PURPOSE:In preparation of dimethyl carbonate through methyl formate by reacting phosgene with methanol, to carry out the reaction in a short time in high purity, by circulating the unreacted alcohol and methyl chloroformate by distillation operation, using them. CONSTITUTION:Excess methanol is reacted with phosgene at a temperature <= the boiling point of phosgene, to obtain a reaction product comprising methyl chloroformate as a main product. The unreacted alcohol and methyl chloroformate, distillates at the top of column at the final stage, are recycled, mixed with the reaction product, a molar ratio of methanol to methyl chloroformate is made into 1.1-1.3:1, the temperature is raised to 50-65 deg.C, and they are mixed, to obtain dimethyl carbonate. The reaction product is further distilled, high- purity dimethyl carbonate is obtained from the bottom of column, an azeotropic mixture of methanol and dimethyl carbonate and methyl chloroformate are recovered from the top of column, and they are circulated to the previous stage. EFFECT:Since the reaction time of the second process can be shortened, a small- sized reactor will suffice.

Description

DETAILED DESCRIPTION OF THE INVENTION The present invention relates to the production of dimethyl carbonate using phosgene and methanol as raw materials, and provides a novel process that can obtain highly pure dimethyl carbonate in a short time and can be carried out industrially advantageously. It is something.
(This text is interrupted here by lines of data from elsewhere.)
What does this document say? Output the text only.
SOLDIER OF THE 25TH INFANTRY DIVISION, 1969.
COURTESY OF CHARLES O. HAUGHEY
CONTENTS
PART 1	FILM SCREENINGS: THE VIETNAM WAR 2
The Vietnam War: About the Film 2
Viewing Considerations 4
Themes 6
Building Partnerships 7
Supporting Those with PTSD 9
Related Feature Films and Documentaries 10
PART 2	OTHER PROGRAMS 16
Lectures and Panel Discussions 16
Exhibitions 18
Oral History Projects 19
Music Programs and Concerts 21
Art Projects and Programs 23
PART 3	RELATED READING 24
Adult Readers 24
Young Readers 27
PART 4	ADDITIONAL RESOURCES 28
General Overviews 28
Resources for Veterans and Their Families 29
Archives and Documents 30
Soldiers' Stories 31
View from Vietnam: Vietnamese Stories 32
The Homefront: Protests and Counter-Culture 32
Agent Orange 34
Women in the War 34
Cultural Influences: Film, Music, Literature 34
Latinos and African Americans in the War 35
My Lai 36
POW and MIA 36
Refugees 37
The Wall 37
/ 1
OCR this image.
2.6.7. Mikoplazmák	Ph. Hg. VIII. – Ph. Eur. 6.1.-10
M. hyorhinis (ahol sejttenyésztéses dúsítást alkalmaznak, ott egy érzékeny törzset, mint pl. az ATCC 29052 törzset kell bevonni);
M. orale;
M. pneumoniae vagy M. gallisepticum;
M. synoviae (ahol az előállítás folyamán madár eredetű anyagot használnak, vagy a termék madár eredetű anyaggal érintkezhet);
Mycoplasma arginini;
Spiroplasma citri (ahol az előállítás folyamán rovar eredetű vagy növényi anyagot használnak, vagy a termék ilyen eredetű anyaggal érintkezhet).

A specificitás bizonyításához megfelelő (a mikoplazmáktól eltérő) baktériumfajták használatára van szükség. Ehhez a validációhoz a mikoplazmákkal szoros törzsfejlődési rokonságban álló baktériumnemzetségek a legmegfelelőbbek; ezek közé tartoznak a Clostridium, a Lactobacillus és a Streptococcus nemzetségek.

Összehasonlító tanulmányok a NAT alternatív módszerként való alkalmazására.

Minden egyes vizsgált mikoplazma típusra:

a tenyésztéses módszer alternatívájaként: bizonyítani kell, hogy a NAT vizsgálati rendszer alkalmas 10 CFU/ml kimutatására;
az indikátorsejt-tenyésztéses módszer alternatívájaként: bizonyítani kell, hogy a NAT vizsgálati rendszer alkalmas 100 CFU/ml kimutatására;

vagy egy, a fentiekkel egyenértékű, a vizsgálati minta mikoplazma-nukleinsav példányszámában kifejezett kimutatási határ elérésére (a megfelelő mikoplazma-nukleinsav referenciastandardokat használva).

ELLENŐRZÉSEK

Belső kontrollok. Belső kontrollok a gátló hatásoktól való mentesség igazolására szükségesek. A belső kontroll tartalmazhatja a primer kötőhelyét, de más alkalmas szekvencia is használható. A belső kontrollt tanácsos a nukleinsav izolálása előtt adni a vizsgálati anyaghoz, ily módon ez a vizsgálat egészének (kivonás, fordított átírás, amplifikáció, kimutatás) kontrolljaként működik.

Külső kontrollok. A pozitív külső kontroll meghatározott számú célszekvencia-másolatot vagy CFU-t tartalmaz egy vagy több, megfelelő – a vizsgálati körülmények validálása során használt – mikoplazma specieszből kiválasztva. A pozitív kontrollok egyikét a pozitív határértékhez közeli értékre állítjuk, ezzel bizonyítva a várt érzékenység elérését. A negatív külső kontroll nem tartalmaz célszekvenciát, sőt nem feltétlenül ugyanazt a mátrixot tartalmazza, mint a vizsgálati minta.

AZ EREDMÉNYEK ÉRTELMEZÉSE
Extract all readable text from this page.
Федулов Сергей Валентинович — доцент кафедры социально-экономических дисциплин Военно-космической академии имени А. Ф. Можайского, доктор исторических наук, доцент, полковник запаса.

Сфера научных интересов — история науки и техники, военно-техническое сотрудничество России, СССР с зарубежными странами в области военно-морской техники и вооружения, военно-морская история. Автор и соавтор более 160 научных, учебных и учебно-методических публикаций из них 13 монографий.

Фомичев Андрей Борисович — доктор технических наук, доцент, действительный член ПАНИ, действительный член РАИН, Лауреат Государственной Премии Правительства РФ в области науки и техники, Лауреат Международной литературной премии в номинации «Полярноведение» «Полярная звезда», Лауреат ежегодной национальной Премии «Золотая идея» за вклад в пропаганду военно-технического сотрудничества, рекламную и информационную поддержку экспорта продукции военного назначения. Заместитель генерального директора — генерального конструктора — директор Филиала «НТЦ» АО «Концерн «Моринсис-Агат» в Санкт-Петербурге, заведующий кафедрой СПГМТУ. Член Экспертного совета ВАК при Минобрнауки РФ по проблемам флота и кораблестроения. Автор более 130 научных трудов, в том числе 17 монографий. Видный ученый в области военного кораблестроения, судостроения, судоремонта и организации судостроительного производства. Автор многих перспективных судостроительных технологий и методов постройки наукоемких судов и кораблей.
Dimethyl carbonate is an industrially very useful substance that is used as a solvent for the synthesis of agricultural chemicals and pharmaceutical raw materials, and for natural resins.

Several methods have been proposed for producing dimethyl carbonate, including synthesis using carbon oxide, methanol, and oxygen, but these have problems such as high reaction pressure and extremely slow reaction rate, making them industrially unsuitable. It is difficult to say that it is a manufacturing method.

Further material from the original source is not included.